Alcobaça, 28 de junho de 2040
Ficastes surpreendidos por vos ter dito “em 2020 era assim”… Pois ficai sabendo que era muito pior!
Após a pandemia, esperava-se que três subsistemas sociais mudassem de rumo: o sistema político, o sistema econômico e o sistema educacional. E que este deixasse de ser “de ensino”, para ser de efetiva aprendizagem. A degradação do modelo de ensinagem já fizera muito estrago. Semeara ignorância e contribuíra para o agravamento de efeitos colaterais: doenças profissionais, corrupção e até suicídio juvenil.
Em 2020, os prédios de escola estavam fechados. Os professores, angustiados, por não conseguirem alcançar mais de metade dos seus alunos. A administração educacional, cometendo ilegalidades, entre as quais a do abandono intelectual de mais de metade dos jovens em idade escolar. Por força do modelo da aula, mlhões de alunos estavam votados ao abandono. E esses jovens estavam ansiosos de reencontrar, de abraçar os seus amigos. Porém, o regresso planejado seria à mesmice da sala de aula, mascarados, sem poder abraçar-se e condenados ao abandono intelectual e moral.
O amigo Tião comparava esse modelo educacional a um “serviço militar obrigatório”, a partir dos seis anos de idade. E era certo que o “campo de batalha” em que a escola da aula se transformara, ao longo de dois séculos, se abria para a remilitarização da ensinagem. Digo “remilitarização”, porque a escola de 2020 tinha por origem remota a escola prussiana do século XVIII.
A remilitarização da escola partia de princípios idênticos àqueles que lhe deram origem. As crianças eram manipuláveis, meros objetos de ensinagem, formalmente obedientes a inquestionáveis ordens. A convivencialidade humana fundada numa relação humana vertical, as cadeiras enfileiradas, as filas, o toque de entrada e saida de espaços de confinamento governados por regras impostas arbitrariamente, foram criações do tempo imperador, desencadeando a normatização do ensino.
Duzentos anos após a pandemia da ensinagem chegar ao Brasil, mesmo que a remilitarização não se consumasse, havia pretexto para vigiar e punir. Vigiava-se gestos dissonantes de autonomia e, com o infligir de uma disciplina férrea, se punia manifestações de violência verbal ou física, geradas pela própria escola.

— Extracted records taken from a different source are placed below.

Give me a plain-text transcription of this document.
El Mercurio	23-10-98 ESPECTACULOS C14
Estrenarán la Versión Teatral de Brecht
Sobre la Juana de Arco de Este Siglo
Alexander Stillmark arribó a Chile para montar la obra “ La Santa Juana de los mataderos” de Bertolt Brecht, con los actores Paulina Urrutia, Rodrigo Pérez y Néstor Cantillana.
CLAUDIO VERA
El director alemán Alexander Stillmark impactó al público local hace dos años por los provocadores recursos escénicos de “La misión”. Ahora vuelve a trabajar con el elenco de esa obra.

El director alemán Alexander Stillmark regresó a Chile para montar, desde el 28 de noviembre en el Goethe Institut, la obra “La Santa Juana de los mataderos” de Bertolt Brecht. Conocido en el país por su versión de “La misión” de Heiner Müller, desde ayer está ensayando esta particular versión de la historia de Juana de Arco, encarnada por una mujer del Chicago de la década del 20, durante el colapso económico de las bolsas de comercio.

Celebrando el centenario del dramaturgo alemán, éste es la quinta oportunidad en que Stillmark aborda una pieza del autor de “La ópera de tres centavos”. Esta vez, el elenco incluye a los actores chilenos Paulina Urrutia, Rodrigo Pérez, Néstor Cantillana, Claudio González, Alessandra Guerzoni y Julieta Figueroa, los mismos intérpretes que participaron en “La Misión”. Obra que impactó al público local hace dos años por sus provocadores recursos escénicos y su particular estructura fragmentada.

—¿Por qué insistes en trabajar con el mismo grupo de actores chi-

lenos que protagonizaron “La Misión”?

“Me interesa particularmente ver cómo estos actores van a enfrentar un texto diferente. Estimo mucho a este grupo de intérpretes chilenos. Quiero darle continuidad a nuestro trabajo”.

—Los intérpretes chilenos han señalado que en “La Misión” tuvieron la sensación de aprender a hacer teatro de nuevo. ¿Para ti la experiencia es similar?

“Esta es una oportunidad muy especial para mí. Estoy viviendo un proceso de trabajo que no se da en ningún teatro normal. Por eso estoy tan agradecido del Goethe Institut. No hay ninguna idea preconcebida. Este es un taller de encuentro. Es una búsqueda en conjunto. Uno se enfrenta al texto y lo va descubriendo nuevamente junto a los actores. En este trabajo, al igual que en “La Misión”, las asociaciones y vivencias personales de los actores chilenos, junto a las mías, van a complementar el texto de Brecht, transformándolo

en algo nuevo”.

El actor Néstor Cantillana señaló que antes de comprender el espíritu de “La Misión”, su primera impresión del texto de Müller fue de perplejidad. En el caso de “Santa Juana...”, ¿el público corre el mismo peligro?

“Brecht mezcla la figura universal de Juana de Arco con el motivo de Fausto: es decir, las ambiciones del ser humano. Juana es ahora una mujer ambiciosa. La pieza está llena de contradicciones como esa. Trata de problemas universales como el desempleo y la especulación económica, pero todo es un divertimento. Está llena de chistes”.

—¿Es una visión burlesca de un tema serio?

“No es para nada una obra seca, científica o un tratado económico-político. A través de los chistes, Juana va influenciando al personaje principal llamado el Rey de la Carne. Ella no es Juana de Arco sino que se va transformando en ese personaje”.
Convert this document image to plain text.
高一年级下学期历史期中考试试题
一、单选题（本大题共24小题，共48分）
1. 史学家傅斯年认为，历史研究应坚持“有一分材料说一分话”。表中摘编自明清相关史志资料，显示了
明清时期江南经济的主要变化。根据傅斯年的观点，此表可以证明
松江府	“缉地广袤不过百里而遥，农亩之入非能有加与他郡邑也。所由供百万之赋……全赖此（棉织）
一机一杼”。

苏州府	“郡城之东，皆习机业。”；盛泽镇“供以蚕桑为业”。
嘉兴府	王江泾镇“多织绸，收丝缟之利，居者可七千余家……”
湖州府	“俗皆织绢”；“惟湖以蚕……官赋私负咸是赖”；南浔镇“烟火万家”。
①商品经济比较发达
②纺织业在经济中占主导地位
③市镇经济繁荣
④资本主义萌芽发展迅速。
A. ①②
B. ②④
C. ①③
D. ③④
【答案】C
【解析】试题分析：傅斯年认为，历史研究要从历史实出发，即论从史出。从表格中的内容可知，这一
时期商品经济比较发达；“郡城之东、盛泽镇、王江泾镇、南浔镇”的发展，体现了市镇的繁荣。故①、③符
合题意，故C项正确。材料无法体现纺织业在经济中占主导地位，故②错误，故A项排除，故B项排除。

Em 2020, era assim… queridos netos. Nem seria necessário evocar episódios como os de Columbine, ou do Realengo, protagonizados por ex-alunos, que voltavam à escola para matar seus colegas e professores. Três alunos colaram uma professora na cadeira, foram expulsos e transferidos para outras escolas. Este lamentável episódio teria sido o corolário da tolerância do intolerável. Mas porquê criminalizar a indisciplina, agindo sobre consequências, se já era tempo de agir sobre as causas? De que serviria expulsar alunos? A violência seria resposta para a violência? Se o discurso era unânime – É preciso reforçar a autoridade dos professores! – a prática contrariava o discurso. A regra era a transferência da autoridade do professor para os órgãos de gestão e para burocráticos procedimentos disciplinares.
Autoridade não rima com controlo, imposição, submissão. Etimologicamente, a palavra autoridade significa “ajudar a crescer”. Ajudar a crescer pressupõe o exercício do diálogo e a desocultação de perversos modos de relação. Por mais que custasse reconhecer, perante a violência simbólica imposta pelas escolas, a desobediência e a indisciplina poderiam ser consideradas manifestações de sanidade mental.